• Hello Guest, welcome to the initial stages of our new platform!
    You can find some additional information about where we are in the process of migrating the board and setting up our new software here

    Thank you for being a part of our community!

240: better to roll fender lips or cut them off?

I did this:

PA231153.jpg


With this:

PA241172.jpg


in no time at all. Very easy to bend
 
Thin parting disc, face shield and angle grinder sans guard it pretty fast.

Rust proof well.

Liner starts to become the issue. With good tires and even stock better of Volvo everything basically and a centered axle close to stock height, there can be light kiss marks wituperfect offset wheels in some of the undercoating. Just 205/55/16 geminis.
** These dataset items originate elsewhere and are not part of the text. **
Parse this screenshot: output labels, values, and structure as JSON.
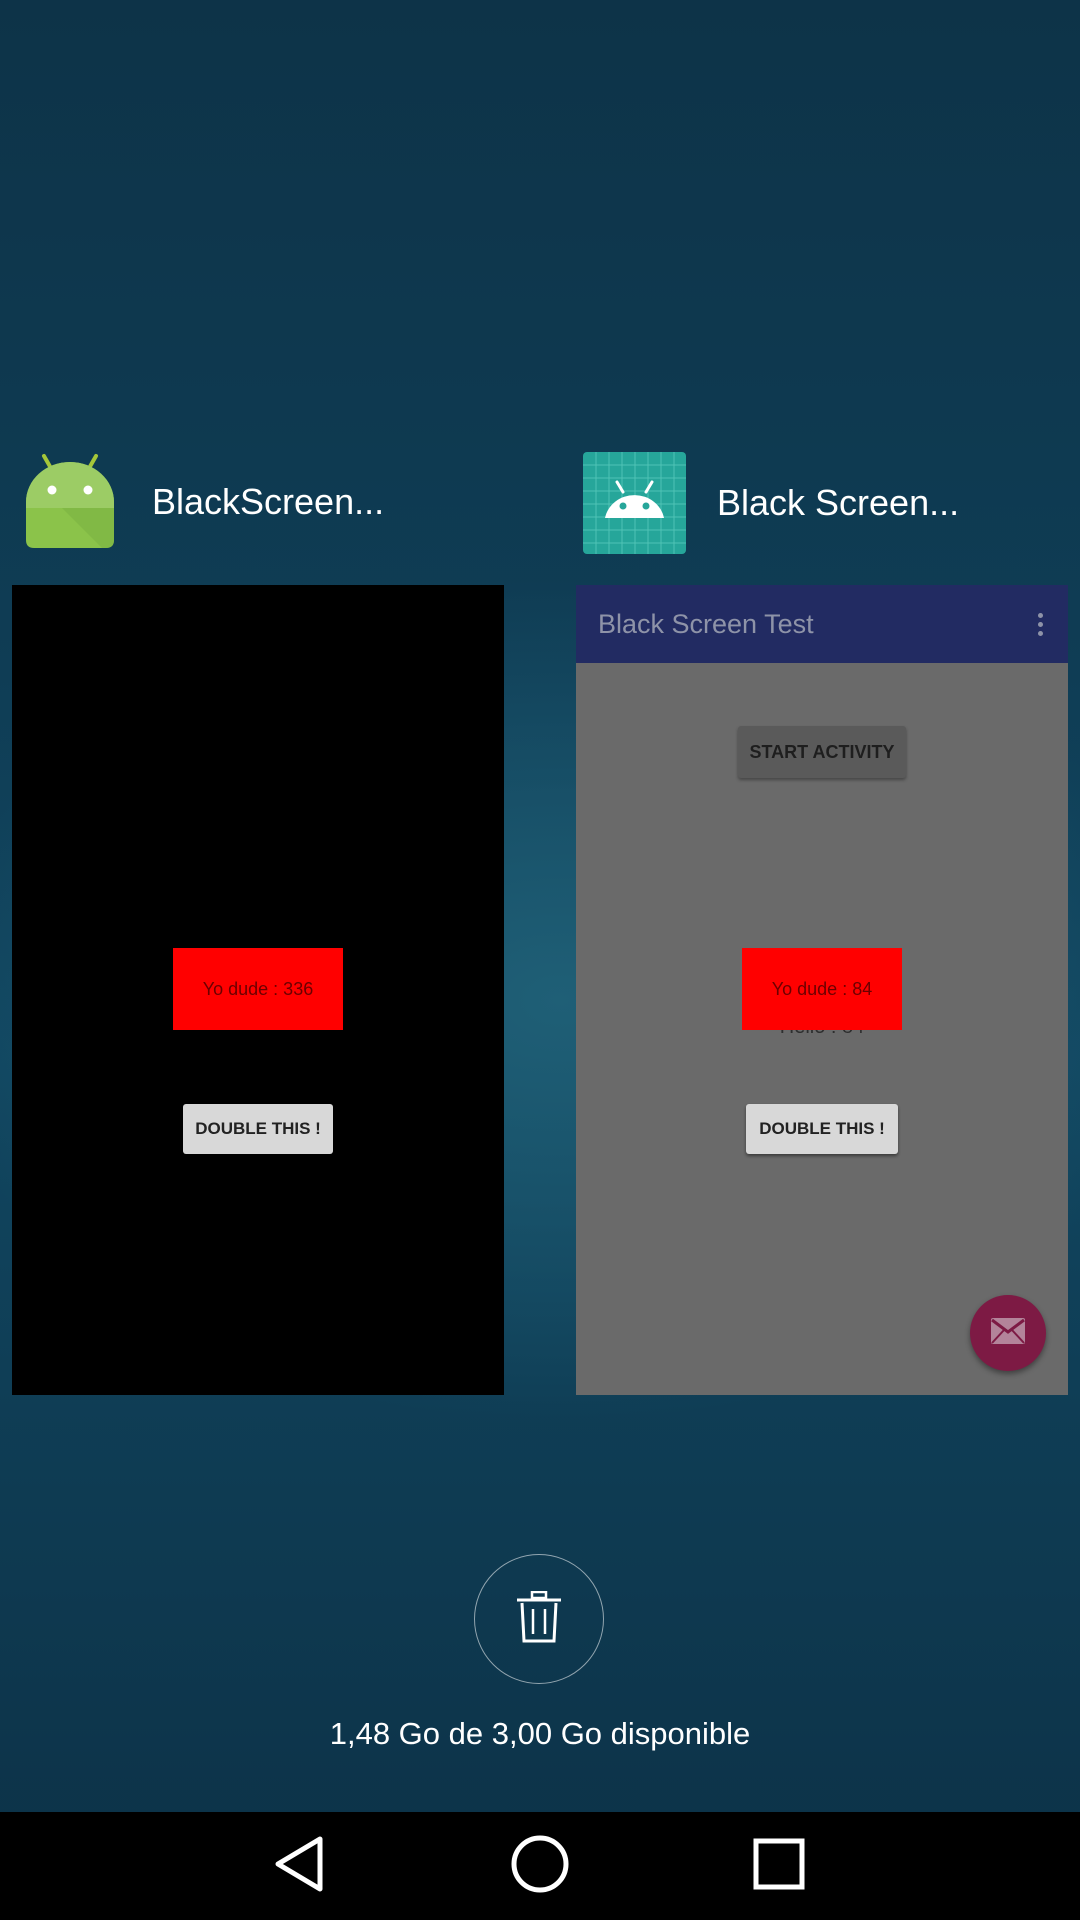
{
  "recents": {
    "apps": [
      {
        "title": "BlackScreen...",
        "icon": "android-robot-icon",
        "thumbnail": {
          "counter_text": "Yo dude : 336",
          "button_label": "DOUBLE THIS !"
        }
      },
      {
        "title": "Black Screen...",
        "icon": "android-grid-icon",
        "thumbnail": {
          "toolbar_title": "Black Screen Test",
          "start_button_label": "START ACTIVITY",
          "counter_text": "Yo dude : 84",
          "hello_text": "Hello : 84",
          "button_label": "DOUBLE THIS !",
          "fab_icon": "mail-icon"
        }
      }
    ],
    "clear_all_icon": "trash-icon",
    "memory_text": "1,48 Go de 3,00 Go disponible"
  },
  "navbar": {
    "back_icon": "back-triangle-icon",
    "home_icon": "home-circle-icon",
    "recents_icon": "recents-square-icon"
  },
  "colors": {
    "accent_red": "#ff0000",
    "toolbar": "#222b62",
    "fab": "#7d1a44"
  }
}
I suppose if you lose your mind and remove the crash triangles, and gank the springs with short shocks, it will have so little/no articulation whatever that 255s will be "fine".

I don't recall Volvo specifying tires wider than 205 section on 200 series cars.

Or hammer it and bottle jack it, but the panel will be wavy and integrity will suffer as well as create a major rust hotspot.

Or make proper body extensions on a unibody car...no small task. Good luck having it drive right in all conditions. It's a simple tractor car made for narrow smooth pack gravel roads and crappy rainy snowy weather. Deny it or accept it.
 
Last edited:
I've just fitted BBS RS wheels on my '88 245 - 16x8.5" ET-2 rears with 225/55/16 tyres. I've rolled the lips flat with a large metal hammer, just working slowly around the edge, little bits at a time. The paint is rough where the hammer was smashing it but from the outside you can't tell it's been rolled. No tyre rubbing once I adjusted the panhard bar correctly.
 
Seems to me you're taking a bigass gun to a knife fight. Thin cutoff wheel on my Dremel made short work of it. Much easier to control than the angle grinder.
 
I'd rather use the angle grinder with a worn down (smaller diameter) disc. It has a lot more torque than my dremel and it works well on sheet metal if you have a steady hand.

Either can work, though.
 
I had the same thought hehe, but I think I'll get a lot more use out of the angle grinder over the long run. There have been a bunch of times where I have thought, "dang, wish i had an angle grinder for that" If I need a dremel, most of the time I just use my big dewalt corded drill and it gets the job done OK.

They are handy.

My dewalt is good quality and not too expensive.
 
Good deal I didn't want to say anything but all that rake was wrong on so many levels.[pun intended].

You can cut them right in half and they will still work.
Like I said the line of the inner fender projecting down just about lands on them anyway.

I'd do the 'factory' trim and take it from there.
 
Hope this wasn't mentioned apready.

I used a cut down baseball bat and rolled the car forward and back, wheels/tires on, with the bat in between the body and tire. Worked pretty well but I was only trying to fit 7.5 Volvo fwd stuff. No danger of making weird hammer dents this way though.
 
Nicely done.

:cool:

Yep they seem to handle better loaded level or low in the back, unlike most marquee's that handle poorly as soon as you add more than a driver.